Monday, May 22, 2017

My Old Friend Anne

When I was eight or nine my mother gave me a stack of used books for Hanukah, along with a grown-up brown leather wallet. That was after she and my dad divorced and before she got remarried and landed a better-paying job, so times were tight. But back then kids we knew didn't get crazy gifts for Hanukah, plus I was a big reader, so books were always cool with me.

Anne of Green Gables was in that stack, and I lived and breathed it and read the whole series of books over and over. The romance between Gilbert Blythe and Anne was one of the great romances of my early life, second only (chronologically anyway) to Laura Ingalls and Almanzo Wilder. 

I still have that first copy of the book, but it's fragile now and the cover fell off years ago, so I recently bought a fresh copy I could break in anew.
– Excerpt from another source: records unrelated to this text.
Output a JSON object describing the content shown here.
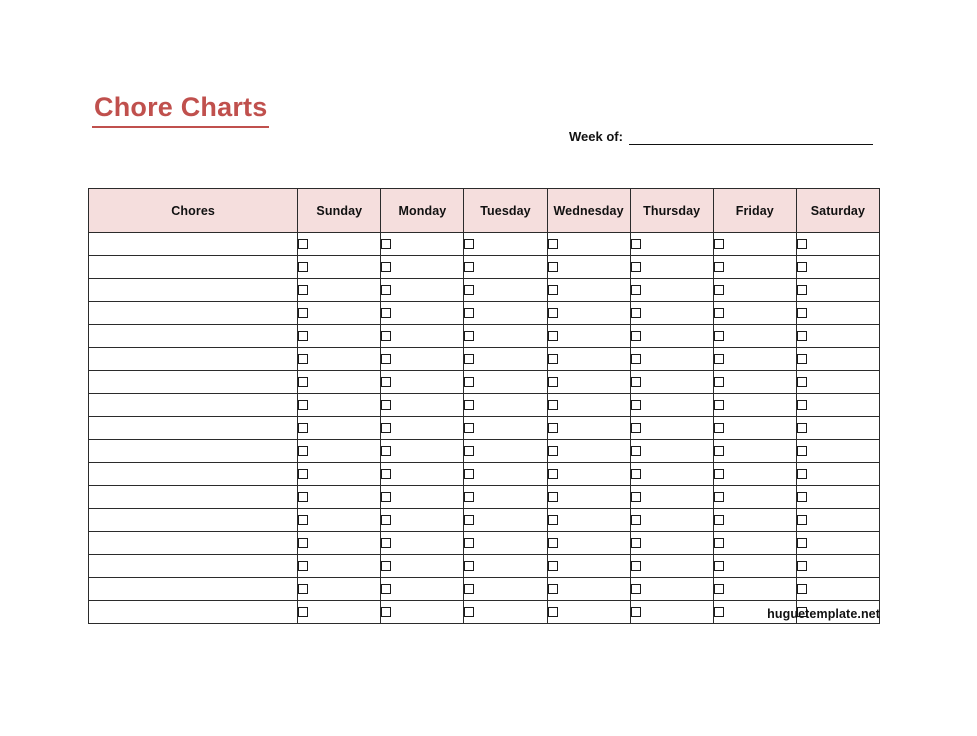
{
  "document": {
    "title": "Chore Charts",
    "title_color": "#c0504d",
    "watermark": "huguetemplate.net"
  },
  "week_of": {
    "label": "Week of:",
    "value": "",
    "placeholder": ""
  },
  "table": {
    "header_background": "#f5dedd",
    "border_color": "#2b2b2b",
    "columns": [
      "Chores",
      "Sunday",
      "Monday",
      "Tuesday",
      "Wednesday",
      "Thursday",
      "Friday",
      "Saturday"
    ],
    "row_count": 17,
    "day_column_count": 7,
    "checkbox_state": "unchecked",
    "rows": [
      {
        "chore": "",
        "checks": [
          false,
          false,
          false,
          false,
          false,
          false,
          false
        ]
      },
      {
        "chore": "",
        "checks": [
          false,
          false,
          false,
          false,
          false,
          false,
          false
        ]
      },
      {
        "chore": "",
        "checks": [
          false,
          false,
          false,
          false,
          false,
          false,
          false
        ]
      },
      {
        "chore": "",
        "checks": [
          false,
          false,
          false,
          false,
          false,
          false,
          false
        ]
      },
      {
        "chore": "",
        "checks": [
          false,
          false,
          false,
          false,
          false,
          false,
          false
        ]
      },
      {
        "chore": "",
        "checks": [
          false,
          false,
          false,
          false,
          false,
          false,
          false
        ]
      },
      {
        "chore": "",
        "checks": [
          false,
          false,
          false,
          false,
          false,
          false,
          false
        ]
      },
      {
        "chore": "",
        "checks": [
          false,
          false,
          false,
          false,
          false,
          false,
          false
        ]
      },
      {
        "chore": "",
        "checks": [
          false,
          false,
          false,
          false,
          false,
          false,
          false
        ]
      },
      {
        "chore": "",
        "checks": [
          false,
          false,
          false,
          false,
          false,
          false,
          false
        ]
      },
      {
        "chore": "",
        "checks": [
          false,
          false,
          false,
          false,
          false,
          false,
          false
        ]
      },
      {
        "chore": "",
        "checks": [
          false,
          false,
          false,
          false,
          false,
          false,
          false
        ]
      },
      {
        "chore": "",
        "checks": [
          false,
          false,
          false,
          false,
          false,
          false,
          false
        ]
      },
      {
        "chore": "",
        "checks": [
          false,
          false,
          false,
          false,
          false,
          false,
          false
        ]
      },
      {
        "chore": "",
        "checks": [
          false,
          false,
          false,
          false,
          false,
          false,
          false
        ]
      },
      {
        "chore": "",
        "checks": [
          false,
          false,
          false,
          false,
          false,
          false,
          false
        ]
      },
      {
        "chore": "",
        "checks": [
          false,
          false,
          false,
          false,
          false,
          false,
          false
        ]
      }
    ]
  }
}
This past week I was sick as a dog and did nothing but cough and blow my nose and take my temperature (I need up-to-the minute intel when I'm sick), and my fever left me feeling wiped out and dull. I needed the comfort of a beloved book, and so I put down the new Laini Taylor book, Strange the Dreamer (which I will blog about when I finish) and picked up Anne. 

I'm so glad I read it when I was really young, because there's no way to go back in time and have the full effect of a book if you miss the window when you're young. There are so many books I didn't read when I was a kid—many of them because my brothers read them, which made them boy books and therefore to be avoided. I never read The Lion, the Witch, and the Wardrobe or A Wrinkle in Time as a kid, and by the time I wanted to, there was no way for them to be magical. I could appreciate them, but that's different than living and breathing them. 

But luckily I found Anne at the right time, and I'll always have that. Every night since I started it again, I've gone to bed smiling.